Per tali motivazioni trovo più che giustificata e, soprattutto in linea con la attuale realtà economica-professionale del mondo dei laureati in farmacia, la proposta della Fofi di prevedere una contribuzione simbolica di un solo euro per tutti coloro che risultino essere non percettori di reddito in generale, ma ancora di più per coloro che sono impegnati in percorsi formativi post-laurea di approfondimento. Ritengo che investire in un miglioramento culturale debba essere un progetto prioritario su cui tutte le componenti della categoria debbano puntare, quale patrimonio non solo dei giovani, ma soprattutto di coloro che già operano nel mondo della professione a vario titolo.
Chiaramente questa spinta propositiva e propulsiva che, in un futuro immediato potrà rappresentare il volano di una trasformazione ontologica del mondo della farmacia, non può essere lasciata al senso di responsabilità e sacrificio anche economico di una parte di essa, ma avrebbe, invece, bisogno di una forte politica di sostegno ed incentivazione.

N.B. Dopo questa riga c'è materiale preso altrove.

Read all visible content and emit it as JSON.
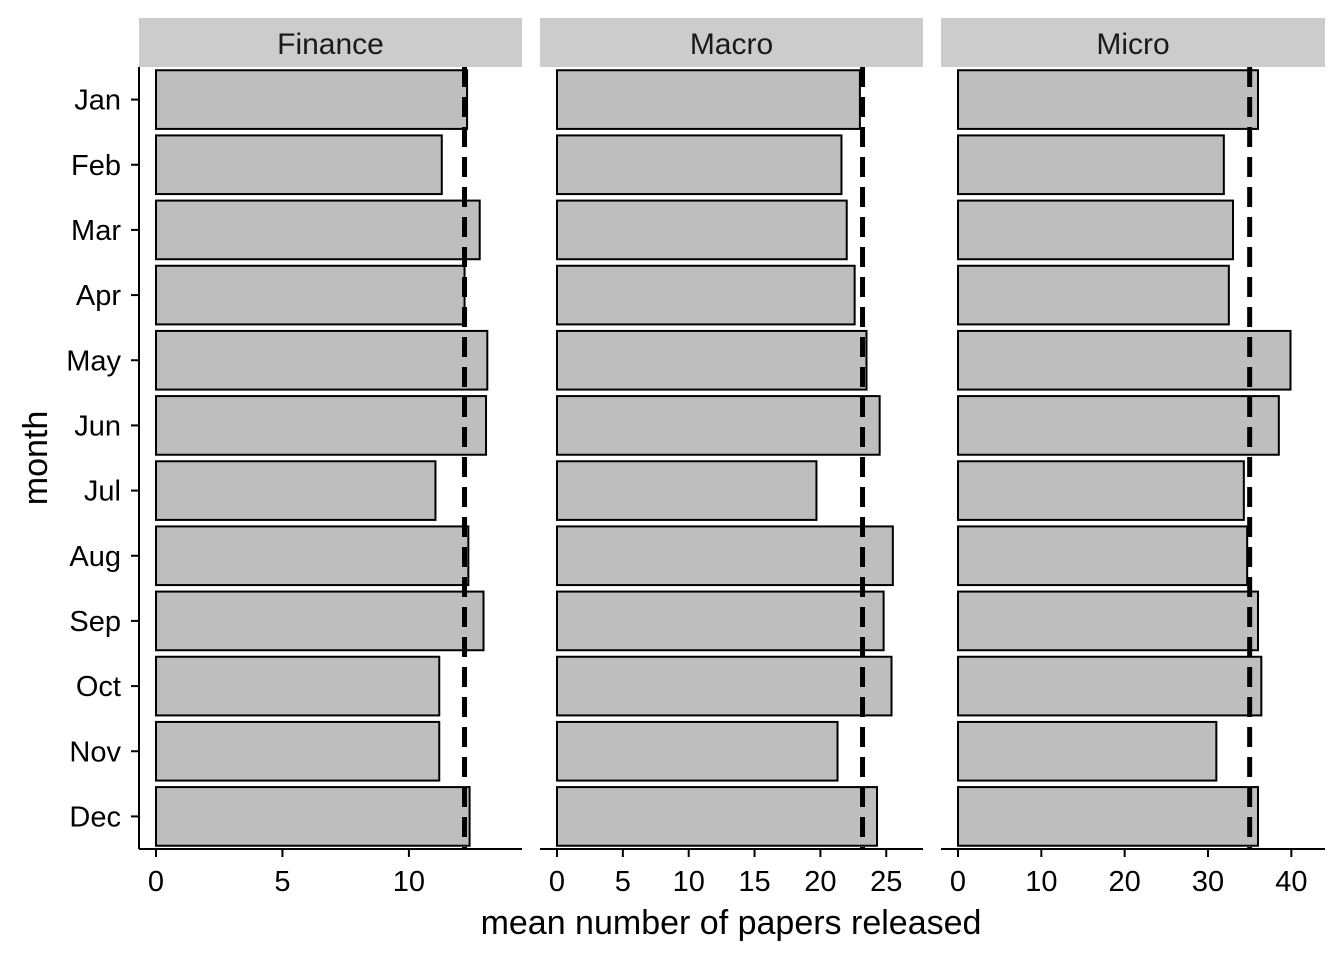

La storia ci ha insegnato che è proprio nei momenti di difficoltà economica e di identità di ruolo che bisogna investire in nuove idee e soprattutto in cultura.
In questo scenario sono convinto che, anche il nostro Ente di previdenza debba saper tutelare non solo gli interessi ed i diritti di una parte dei propri appartenenti, ma debba essere capace di tutelare il futuro dell’intera categoria, puntando ed investendo sui giovani e sulla parte più debole degli iscritti, cercando di evitare che essi abbandonino il mondo della professione, anche a costo di chiedere un sacrificio economico a tutti gli altri.